Tes Grecs athéniens étaient les plus intelligents et les plus sensibles des hommes. Ils virent donc beaucoup plus vite les maux attachés à tout bien, et le génie leur parut un don plus cruel. Les premiers ils sourirent de la vanité des passe-temps que tu fournissais et de la monotonie inséparable des successions les plus variées. Ni le plaisir de faire une œuvre, ni la joie de la posséder, ni l’ivresse d’en imaginer de nouvelles ne composent un état qui soit satisfaisant. Ouvriers, artisans, législateurs, sages ou poètes, et je dirai même amoureuses et courtisanes, ce peuple magnanime ne fut point ta dupe longtemps. Il riait de ta peine comme Apollon ton frère de l’effort des mauvais chanteurs. Sa tristesse, dorée d’une courte espérance, n’avait fait que grandir. Elle ressemblait à la nôtre, de notre temps : débordés comme nous, quoique autrement que nous, par les créatures de leur génie, ils étaient où nous en serons quand nous aurons grandi un peu au-dessus de nous-mêmes. Tu les vis, Athénienne, et ton tendre cœur se rouvrit ; mais le nouveau présent passa de beaucoup le premier.


iv

On ne l’a pas nommé encore. Je ne peux appeler un nom ces désignations flottantes, riches en équivoques, passibles d’objections de la part de tes adversaires. Tantôt l’on dit Sagesse, tantôt Mesure, ou Perfection, ou Beauté, et peut-être Goût. D’autres préfèrent Rythme, Harmonie. Et d’autres, Raison. N’est-ce pas aussi la Pudeur ? N’est-ce pas le flambeau des Compositions éternelles ? La victorieuse du Nombre, la claire et douce Qualité ?

On l’a figurée comme un Lien mystérieux autour d’une gerbe, comme le Frein mis à la bouche de célestes chevaux, comme la Ligne pure cernant quelque noble effigie, comme un Ordre vivant qui distribue avec convenance chaque parcelle. Ô mélancoliques images, imparfaite allusion à la splendeur qui n’est qu’en toi ! J’arrive après les autres pour tenter de la définir. Mais j’aime mieux te dire, ô déesse, ce que j’en vois.

Qui la trouve, trouve la paix en même temps. Il s’arrête, sachant que l’au-delà ni l’en-deçà n’enferment plus rien qu’il ne tienne. L’homme vulgaire pense ; celui-ci pense bien. Les Grecs nous semblent aujourd’hui avoir bien abusé de cette fine particule qu’ils ont reçue de toi.
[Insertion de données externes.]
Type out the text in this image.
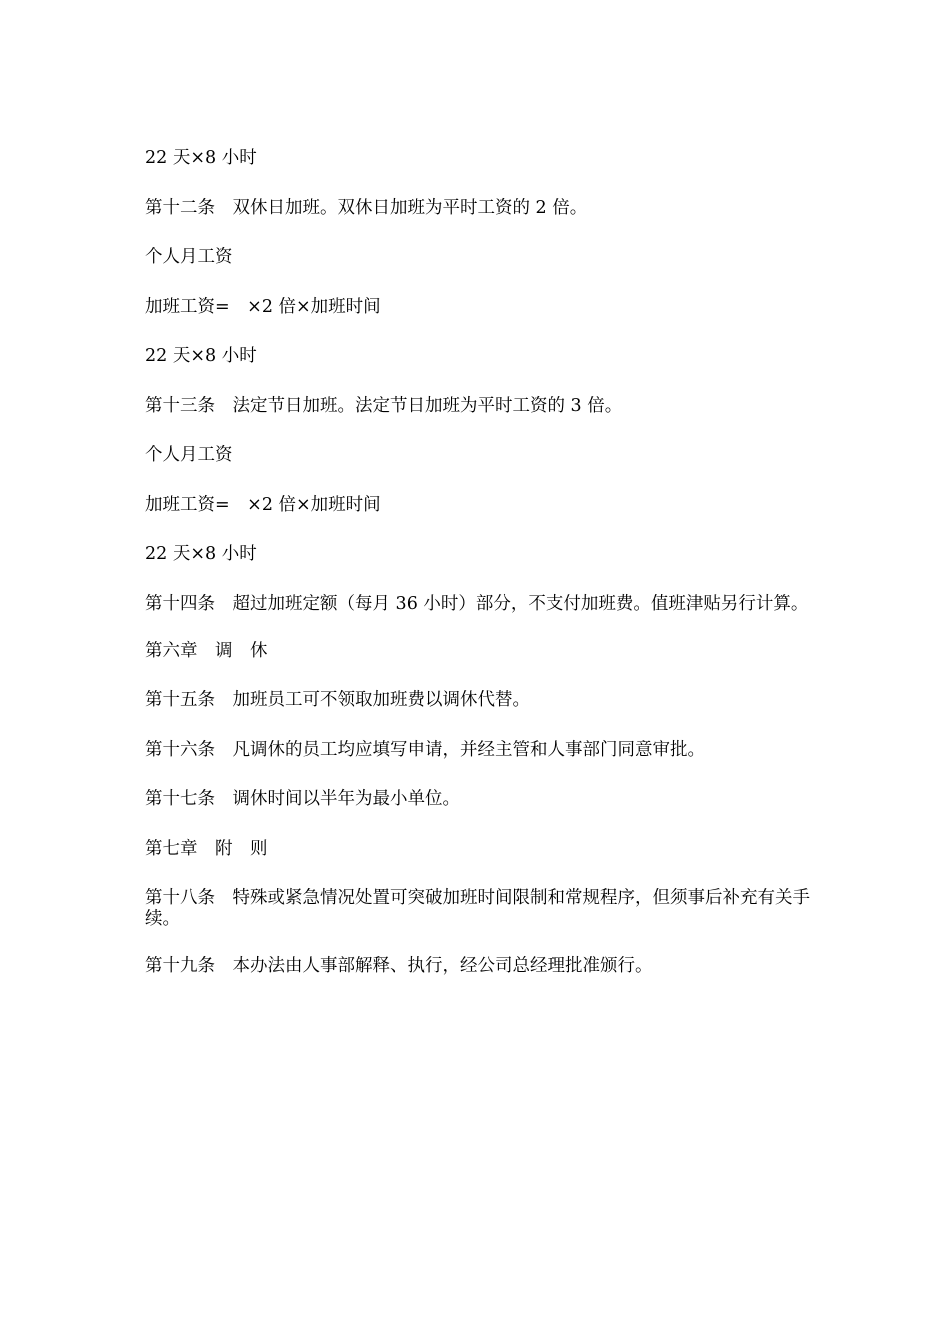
22 天×8 小时

第十二条　双休日加班。双休日加班为平时工资的 2 倍。

个人月工资

加班工资=　×2 倍×加班时间

22 天×8 小时

第十三条　法定节日加班。法定节日加班为平时工资的 3 倍。

个人月工资

加班工资=　×2 倍×加班时间

22 天×8 小时

第十四条　超过加班定额（每月 36 小时）部分，不支付加班费。值班津贴另行计算。

第六章　调　休

第十五条　加班员工可不领取加班费以调休代替。

第十六条　凡调休的员工均应填写申请，并经主管和人事部门同意审批。

第十七条　调休时间以半年为最小单位。

第七章　附　则

第十八条　特殊或紧急情况处置可突破加班时间限制和常规程序，但须事后补充有关手续。

第十九条　本办法由人事部解释、执行，经公司总经理批准颁行。
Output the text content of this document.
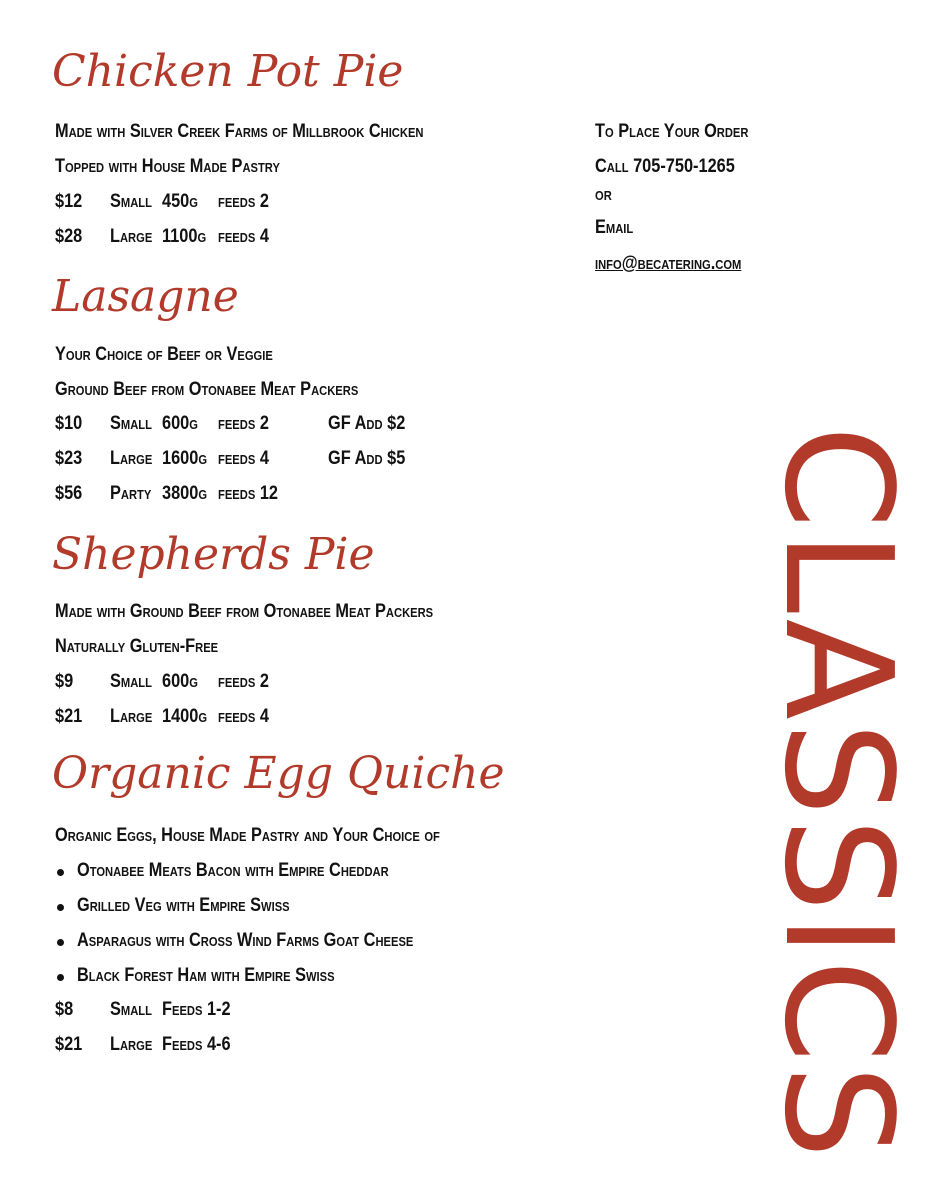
Chicken Pot Pie

Made with Silver Creek Farms of Millbrook Chicken

Topped with House Made Pastry

$12 Small 450g feeds 2
$28 Large 1100g feeds 4
Lasagne

Your Choice of Beef or Veggie

Ground Beef from Otonabee Meat Packers

$10 Small 600g feeds 2	GF Add $2
$23 Large 1600g feeds 4	GF Add $5
$56 Party 3800g feeds 12
Shepherds Pie

Made with Ground Beef from Otonabee Meat Packers

Naturally Gluten-Free

$9 Small 600g feeds 2
$21 Large 1400g feeds 4
Organic Egg Quiche

Organic Eggs, House Made Pastry and Your Choice of

Otonabee Meats Bacon with Empire Cheddar
Grilled Veg with Empire Swiss
Asparagus with Cross Wind Farms Goat Cheese
Black Forest Ham with Empire Swiss
$8 Small Feeds 1-2
$21 Large Feeds 4-6

To Place Your Order

Call 705-750-1265

or

Email

info@becatering.com

CLASSICS
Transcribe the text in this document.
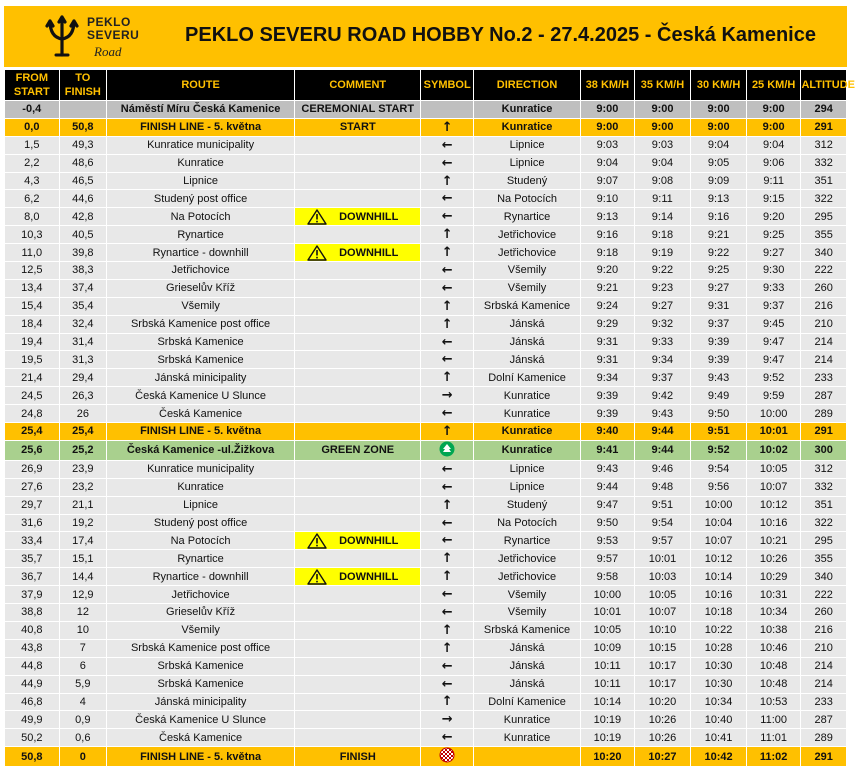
PEKLO
SEVERU
Road
PEKLO SEVERU ROAD HOBBY No.2 - 27.4.2025 - Česká Kamenice
FROM START	TO FINISH	ROUTE	COMMENT	SYMBOL	DIRECTION	38 KM/H	35 KM/H	30 KM/H	25 KM/H	ALTITUDE
-0,4		Náměstí Míru Česká Kamenice	CEREMONIAL START		Kunratice	9:00	9:00	9:00	9:00	294
0,0	50,8	FINISH LINE - 5. května	START	↑	Kunratice	9:00	9:00	9:00	9:00	291
1,5	49,3	Kunratice municipality		←	Lipnice	9:03	9:03	9:04	9:04	312
2,2	48,6	Kunratice		←	Lipnice	9:04	9:04	9:05	9:06	332
4,3	46,5	Lipnice		↑	Studený	9:07	9:08	9:09	9:11	351
6,2	44,6	Studený post office		←	Na Potocích	9:10	9:11	9:13	9:15	322
8,0	42,8	Na Potocích	DOWNHILL	←	Rynartice	9:13	9:14	9:16	9:20	295
10,3	40,5	Rynartice		↑	Jetřichovice	9:16	9:18	9:21	9:25	355
11,0	39,8	Rynartice - downhill	DOWNHILL	↑	Jetřichovice	9:18	9:19	9:22	9:27	340
12,5	38,3	Jetřichovice		←	Všemily	9:20	9:22	9:25	9:30	222
13,4	37,4	Grieselův Kříž		←	Všemily	9:21	9:23	9:27	9:33	260
15,4	35,4	Všemily		↑	Srbská Kamenice	9:24	9:27	9:31	9:37	216
18,4	32,4	Srbská Kamenice post office		↑	Jánská	9:29	9:32	9:37	9:45	210
19,4	31,4	Srbská Kamenice		←	Jánská	9:31	9:33	9:39	9:47	214
19,5	31,3	Srbská Kamenice		←	Jánská	9:31	9:34	9:39	9:47	214
21,4	29,4	Jánská minicipality		↑	Dolní Kamenice	9:34	9:37	9:43	9:52	233
24,5	26,3	Česká Kamenice U Slunce		→	Kunratice	9:39	9:42	9:49	9:59	287
24,8	26	Česká Kamenice		←	Kunratice	9:39	9:43	9:50	10:00	289
25,4	25,4	FINISH LINE - 5. května		↑	Kunratice	9:40	9:44	9:51	10:01	291
25,6	25,2	Česká Kamenice -ul.Žižkova	GREEN ZONE		Kunratice	9:41	9:44	9:52	10:02	300
26,9	23,9	Kunratice municipality		←	Lipnice	9:43	9:46	9:54	10:05	312
27,6	23,2	Kunratice		←	Lipnice	9:44	9:48	9:56	10:07	332
29,7	21,1	Lipnice		↑	Studený	9:47	9:51	10:00	10:12	351
31,6	19,2	Studený post office		←	Na Potocích	9:50	9:54	10:04	10:16	322
33,4	17,4	Na Potocích	DOWNHILL	←	Rynartice	9:53	9:57	10:07	10:21	295
35,7	15,1	Rynartice		↑	Jetřichovice	9:57	10:01	10:12	10:26	355
36,7	14,4	Rynartice - downhill	DOWNHILL	↑	Jetřichovice	9:58	10:03	10:14	10:29	340
37,9	12,9	Jetřichovice		←	Všemily	10:00	10:05	10:16	10:31	222
38,8	12	Grieselův Kříž		←	Všemily	10:01	10:07	10:18	10:34	260
40,8	10	Všemily		↑	Srbská Kamenice	10:05	10:10	10:22	10:38	216
43,8	7	Srbská Kamenice post office		↑	Jánská	10:09	10:15	10:28	10:46	210
44,8	6	Srbská Kamenice		←	Jánská	10:11	10:17	10:30	10:48	214
44,9	5,9	Srbská Kamenice		←	Jánská	10:11	10:17	10:30	10:48	214
46,8	4	Jánská minicipality		↑	Dolní Kamenice	10:14	10:20	10:34	10:53	233
49,9	0,9	Česká Kamenice U Slunce		→	Kunratice	10:19	10:26	10:40	11:00	287
50,2	0,6	Česká Kamenice		←	Kunratice	10:19	10:26	10:41	11:01	289
50,8	0	FINISH LINE - 5. května	FINISH			10:20	10:27	10:42	11:02	291
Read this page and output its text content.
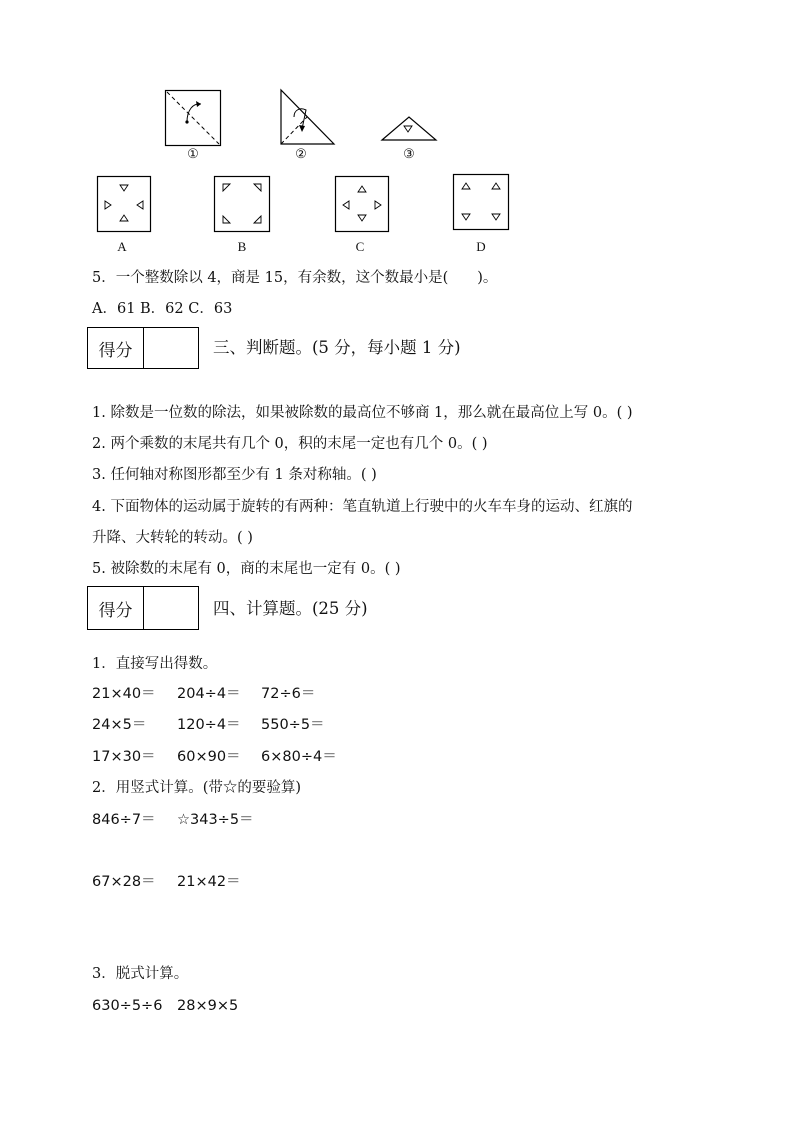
①	②	③
A	B	C	D
5．一个整数除以 4，商是 15，有余数，这个数最小是(　　)。
A．61 B．62 C．63
得分	三、判断题。(5 分，每小题 1 分)
1. 除数是一位数的除法，如果被除数的最高位不够商 1，那么就在最高位上写 0。( )
2. 两个乘数的末尾共有几个 0，积的末尾一定也有几个 0。( )
3. 任何轴对称图形都至少有 1 条对称轴。( )
4. 下面物体的运动属于旋转的有两种：笔直轨道上行驶中的火车车身的运动、红旗的
升降、大转轮的转动。( )
5. 被除数的末尾有 0，商的末尾也一定有 0。( )
得分	四、计算题。(25 分)
1．直接写出得数。
21×40＝ 204÷4＝ 72÷6＝
24×5＝ 120÷4＝ 550÷5＝
17×30＝ 60×90＝ 6×80÷4＝
2．用竖式计算。(带☆的要验算)
846÷7＝ ☆343÷5＝
67×28＝ 21×42＝
3．脱式计算。
630÷5÷6 28×9×5
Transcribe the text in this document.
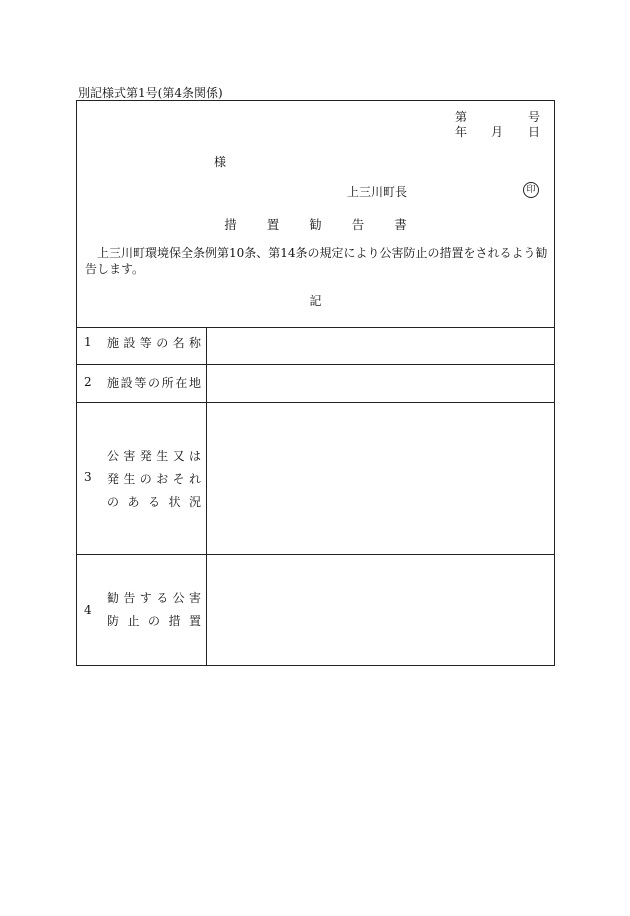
別記様式第1号(第4条関係)
第	号
年 月 日
様
上三川町長	印
措 置 勧 告 書
上三川町環境保全条例第10条、第14条の規定により公害防止の措置をされるよう勧告します。
記
1 施設等の名称
2 施設等の所在地
3
公害発生又は
発生のおそれ
のある状況
4
勧告する公害
防止の措置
Dis, la comprenons-nous ? Savons-nous ce que c’est que bien être, bien vivre, bien mourir, bien penser ? Sentie d’abord exactement, puis négligée, puis méconnue, la leçon de Minerve n’a cependant jamais été oubliée tout à fait ; nos pires déchéances se souviennent qu’il est des règles, des figures, pour tout dire des lois divines en vertu desquelles le bonheur se conçoit et se peut fixer la beauté.

Comme un navire qui descend sous le pli de la vague est trop bien construit pour sombrer : ta Civilisation, celle que l’on désigne entre toutes les autres quand on veut nommer l’excellente, ne s’est jamais perdue, quoiqu’on l’ait perdue quelquefois. On dit que l’homme crée un règne nouveau dans le monde : l’homme classique forme un règne dans le règne humain. Il s’étend sur le meilleur de l’œuvre romaine et française. L’Église a mis ton nom, Minerva, sur plus d’un autel ; en Italie, en Thrace, tu triomphes près de sa croix. Des coins de France gardent, eux aussi, ton vocable. La douceur de notre langage, la politesse de nos mœurs, le raffinement de l’amour ne seraient point nés sans Minerve. Ton influence agit de tout temps. Si elle a pu faiblir au cours d’un siècle, le dernier, la douce vérité, la vérité cruelle est qu’il en a souffert : plus il se compliquait, plus il eût été sage de s’adresser à toi, tant pour mettre en bon ordre des notions qui l’enrichissaient que pour distribuer le flot d’une humeur vagabonde.

Le siècle nouveau-né comprendra que l’heure le presse. Un degré de malaise permet le traitement ; un autre n’admet que la mort. Déesse, vois nos bras et nos mains que chargent les œuvres, écoute quels démons nous soufflent la vie, le plus lâche refuse de se retirer sans combattre, ah, nous ne sommes pas une race de suicides. L’activité circule dans les veines de notre peuple, aucun effort ne nous coûtera pour guérir. De tous les lieux, de tous les âges, immortelle, pourquoi refuserais-tu ton conseil ? Fille de la nature et supérieure à ta mère, ainsi produis de notre sol des générations meilleures que lui.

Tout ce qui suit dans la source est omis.